Noch mehr als 700 freie Ausbildungsplätze: Hat die Leipziger Jugend keinen Bock auf Arbeiten?
Leipzig - In einigen Betrieben hat das neue Ausbildungsjahr vor knapp zwei Wochen begonnen, in anderen geht es in gut zwei Wochen erst los, aber ein Bild zeichnet sich insgesamt bereits ab: Zahlreiche Plätze bleiben unbesetzt.
Laut der Statistik der Agentur für Arbeit Leipzig waren Ende Juli noch 711 Ausbildungsplätze frei.

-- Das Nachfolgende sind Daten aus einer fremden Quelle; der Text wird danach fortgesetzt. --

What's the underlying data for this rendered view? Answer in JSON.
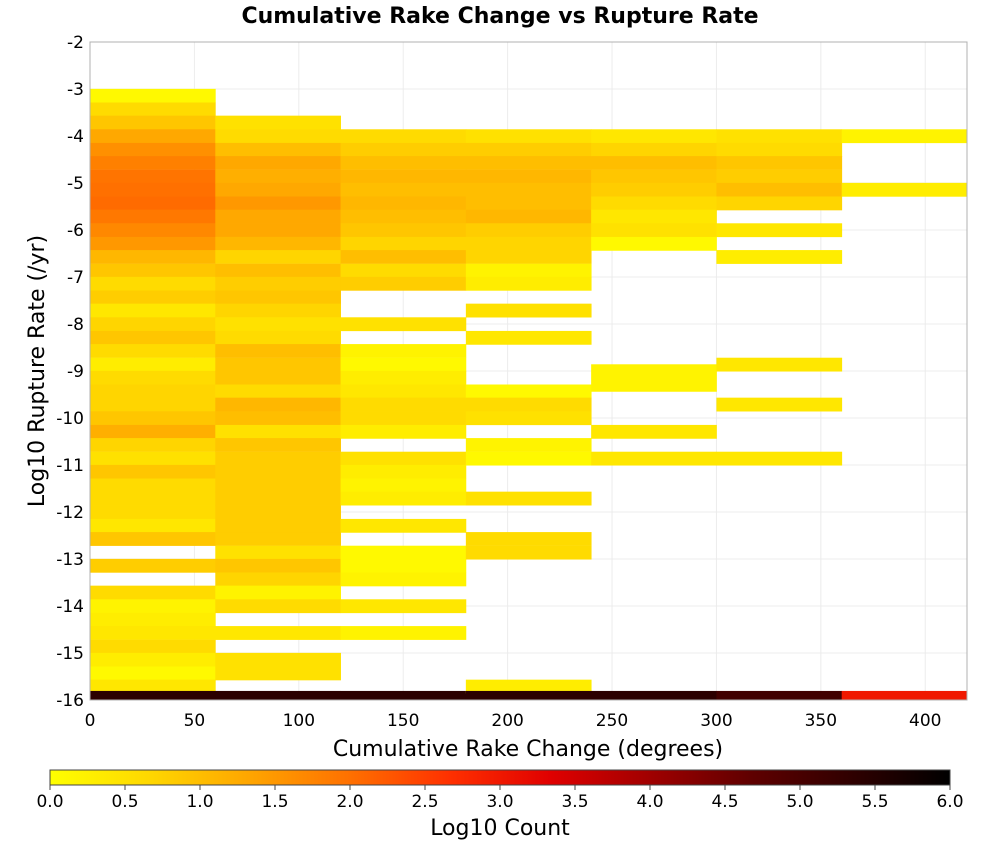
{
  "chart_data": {
    "type": "heatmap",
    "title": "Cumulative Rake Change vs Rupture Rate",
    "xlabel": "Cumulative Rake Change (degrees)",
    "ylabel": "Log10 Rupture Rate (/yr)",
    "xlim": [
      0,
      420
    ],
    "ylim": [
      -16,
      -2
    ],
    "x_ticks": [
      0,
      50,
      100,
      150,
      200,
      250,
      300,
      350,
      400
    ],
    "y_ticks": [
      -2,
      -3,
      -4,
      -5,
      -6,
      -7,
      -8,
      -9,
      -10,
      -11,
      -12,
      -13,
      -14,
      -15,
      -16
    ],
    "x_bin_width": 60,
    "y_bin_height": 0.2857,
    "grid": true,
    "colorbar": {
      "label": "Log10 Count",
      "range": [
        0,
        6
      ],
      "ticks": [
        "0.0",
        "0.5",
        "1.0",
        "1.5",
        "2.0",
        "2.5",
        "3.0",
        "3.5",
        "4.0",
        "4.5",
        "5.0",
        "5.5",
        "6.0"
      ],
      "colors": [
        "#ffff00",
        "#ffd700",
        "#ffa500",
        "#ff7000",
        "#ff3000",
        "#e00000",
        "#a00000",
        "#600000",
        "#300000",
        "#000000"
      ]
    },
    "cells": [
      {
        "x": 30,
        "values": [
          [
            -3.14,
            0.1
          ],
          [
            -3.43,
            0.6
          ],
          [
            -3.71,
            0.9
          ],
          [
            -4.0,
            1.3
          ],
          [
            -4.29,
            1.6
          ],
          [
            -4.57,
            1.8
          ],
          [
            -4.86,
            1.95
          ],
          [
            -5.14,
            2.0
          ],
          [
            -5.43,
            2.05
          ],
          [
            -5.71,
            1.9
          ],
          [
            -6.0,
            1.7
          ],
          [
            -6.29,
            1.5
          ],
          [
            -6.57,
            1.1
          ],
          [
            -6.86,
            0.9
          ],
          [
            -7.14,
            0.6
          ],
          [
            -7.43,
            0.8
          ],
          [
            -7.71,
            0.4
          ],
          [
            -8.0,
            0.7
          ],
          [
            -8.29,
            0.9
          ],
          [
            -8.57,
            0.6
          ],
          [
            -8.86,
            0.3
          ],
          [
            -9.14,
            0.6
          ],
          [
            -9.43,
            0.7
          ],
          [
            -9.71,
            0.7
          ],
          [
            -10.0,
            0.9
          ],
          [
            -10.29,
            1.2
          ],
          [
            -10.57,
            0.7
          ],
          [
            -10.86,
            0.5
          ],
          [
            -11.14,
            0.9
          ],
          [
            -11.43,
            0.6
          ],
          [
            -11.71,
            0.6
          ],
          [
            -12.0,
            0.6
          ],
          [
            -12.29,
            0.4
          ],
          [
            -12.57,
            0.9
          ],
          [
            -13.14,
            0.8
          ],
          [
            -13.71,
            0.6
          ],
          [
            -14.0,
            0.2
          ],
          [
            -14.29,
            0.3
          ],
          [
            -14.57,
            0.4
          ],
          [
            -14.86,
            0.6
          ],
          [
            -15.14,
            0.3
          ],
          [
            -15.43,
            0.1
          ],
          [
            -15.71,
            0.4
          ],
          [
            -15.95,
            5.4
          ]
        ]
      },
      {
        "x": 90,
        "values": [
          [
            -3.71,
            0.5
          ],
          [
            -4.0,
            0.6
          ],
          [
            -4.29,
            1.0
          ],
          [
            -4.57,
            1.3
          ],
          [
            -4.86,
            1.2
          ],
          [
            -5.14,
            1.3
          ],
          [
            -5.43,
            1.5
          ],
          [
            -5.71,
            1.3
          ],
          [
            -6.0,
            1.3
          ],
          [
            -6.29,
            1.1
          ],
          [
            -6.57,
            0.7
          ],
          [
            -6.86,
            1.0
          ],
          [
            -7.14,
            0.8
          ],
          [
            -7.43,
            0.9
          ],
          [
            -7.71,
            0.7
          ],
          [
            -8.0,
            0.5
          ],
          [
            -8.29,
            0.6
          ],
          [
            -8.57,
            1.0
          ],
          [
            -8.86,
            0.9
          ],
          [
            -9.14,
            0.9
          ],
          [
            -9.43,
            0.6
          ],
          [
            -9.71,
            1.1
          ],
          [
            -10.0,
            1.0
          ],
          [
            -10.29,
            0.5
          ],
          [
            -10.57,
            0.9
          ],
          [
            -10.86,
            0.8
          ],
          [
            -11.14,
            0.8
          ],
          [
            -11.43,
            0.8
          ],
          [
            -11.71,
            0.8
          ],
          [
            -12.0,
            0.8
          ],
          [
            -12.29,
            0.8
          ],
          [
            -12.57,
            0.8
          ],
          [
            -12.86,
            0.5
          ],
          [
            -13.14,
            0.9
          ],
          [
            -13.43,
            0.7
          ],
          [
            -13.71,
            0.2
          ],
          [
            -14.0,
            0.6
          ],
          [
            -14.57,
            0.4
          ],
          [
            -15.14,
            0.5
          ],
          [
            -15.43,
            0.5
          ],
          [
            -15.95,
            5.4
          ]
        ]
      },
      {
        "x": 150,
        "values": [
          [
            -4.0,
            0.6
          ],
          [
            -4.29,
            0.8
          ],
          [
            -4.57,
            1.0
          ],
          [
            -4.86,
            1.1
          ],
          [
            -5.14,
            1.0
          ],
          [
            -5.43,
            1.1
          ],
          [
            -5.71,
            1.0
          ],
          [
            -6.0,
            0.9
          ],
          [
            -6.29,
            0.7
          ],
          [
            -6.57,
            1.0
          ],
          [
            -6.86,
            0.6
          ],
          [
            -7.14,
            0.8
          ],
          [
            -8.0,
            0.5
          ],
          [
            -8.57,
            0.2
          ],
          [
            -8.86,
            0.1
          ],
          [
            -9.14,
            0.3
          ],
          [
            -9.43,
            0.4
          ],
          [
            -9.71,
            0.6
          ],
          [
            -10.0,
            0.6
          ],
          [
            -10.29,
            0.3
          ],
          [
            -10.86,
            0.5
          ],
          [
            -11.14,
            0.3
          ],
          [
            -11.43,
            0.2
          ],
          [
            -11.71,
            0.3
          ],
          [
            -12.29,
            0.4
          ],
          [
            -12.86,
            0.1
          ],
          [
            -13.14,
            0.1
          ],
          [
            -13.43,
            0.2
          ],
          [
            -14.0,
            0.4
          ],
          [
            -14.57,
            0.2
          ],
          [
            -15.95,
            5.4
          ]
        ]
      },
      {
        "x": 210,
        "values": [
          [
            -4.0,
            0.5
          ],
          [
            -4.29,
            0.8
          ],
          [
            -4.57,
            1.0
          ],
          [
            -4.86,
            1.1
          ],
          [
            -5.14,
            1.0
          ],
          [
            -5.43,
            1.0
          ],
          [
            -5.71,
            1.1
          ],
          [
            -6.0,
            0.8
          ],
          [
            -6.29,
            0.7
          ],
          [
            -6.57,
            0.7
          ],
          [
            -6.86,
            0.2
          ],
          [
            -7.14,
            0.3
          ],
          [
            -7.71,
            0.5
          ],
          [
            -8.29,
            0.4
          ],
          [
            -9.43,
            0.1
          ],
          [
            -9.71,
            0.6
          ],
          [
            -10.0,
            0.5
          ],
          [
            -10.57,
            0.2
          ],
          [
            -10.86,
            0.1
          ],
          [
            -11.71,
            0.5
          ],
          [
            -12.57,
            0.6
          ],
          [
            -12.86,
            0.6
          ],
          [
            -15.71,
            0.3
          ],
          [
            -15.95,
            5.4
          ]
        ]
      },
      {
        "x": 270,
        "values": [
          [
            -4.0,
            0.4
          ],
          [
            -4.29,
            0.7
          ],
          [
            -4.57,
            1.0
          ],
          [
            -4.86,
            0.9
          ],
          [
            -5.14,
            0.8
          ],
          [
            -5.43,
            0.6
          ],
          [
            -5.71,
            0.4
          ],
          [
            -6.0,
            0.5
          ],
          [
            -6.29,
            0.1
          ],
          [
            -9.0,
            0.2
          ],
          [
            -9.29,
            0.2
          ],
          [
            -10.29,
            0.4
          ],
          [
            -10.86,
            0.4
          ],
          [
            -15.95,
            5.4
          ]
        ]
      },
      {
        "x": 330,
        "values": [
          [
            -4.0,
            0.5
          ],
          [
            -4.29,
            0.6
          ],
          [
            -4.57,
            0.9
          ],
          [
            -4.86,
            0.8
          ],
          [
            -5.14,
            1.0
          ],
          [
            -5.43,
            0.7
          ],
          [
            -6.0,
            0.4
          ],
          [
            -6.57,
            0.3
          ],
          [
            -8.86,
            0.4
          ],
          [
            -9.71,
            0.4
          ],
          [
            -10.86,
            0.4
          ],
          [
            -15.95,
            5.1
          ]
        ]
      },
      {
        "x": 390,
        "values": [
          [
            -4.0,
            0.2
          ],
          [
            -5.14,
            0.3
          ],
          [
            -15.95,
            3.0
          ]
        ]
      }
    ]
  }
}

Das deckt sich auch mit Zahlen, die die "IG Bau Leipzig-Dessau" am Montag in einer Pressemitteilung veröffentlicht hat. Sie verzeichneten unter anderem noch 28 freie Stellen im Baugewerbe und zehn freie Ausbildungsplätze als Maler oder Lackierer.
Auch die IHK zu Leipzig nannte Ende Juli ähnliche Zahlen. In einer Umfrage gaben 39 Prozent der Unternehmen an, dass nicht alle Stellen besetzt werden konnten.
Gleichzeitig meldete die Agentur für Arbeit Leipzig 887 Bewerber, die noch "unterversorgt" waren, also keinen Platz hatten. Dazu kommt, dass rund 75 Prozent der Arbeitslosen unter 25 Jahren keinen Berufsabschluss hat.
Wieso sind trotzdem so viele Stellen unbesetzt?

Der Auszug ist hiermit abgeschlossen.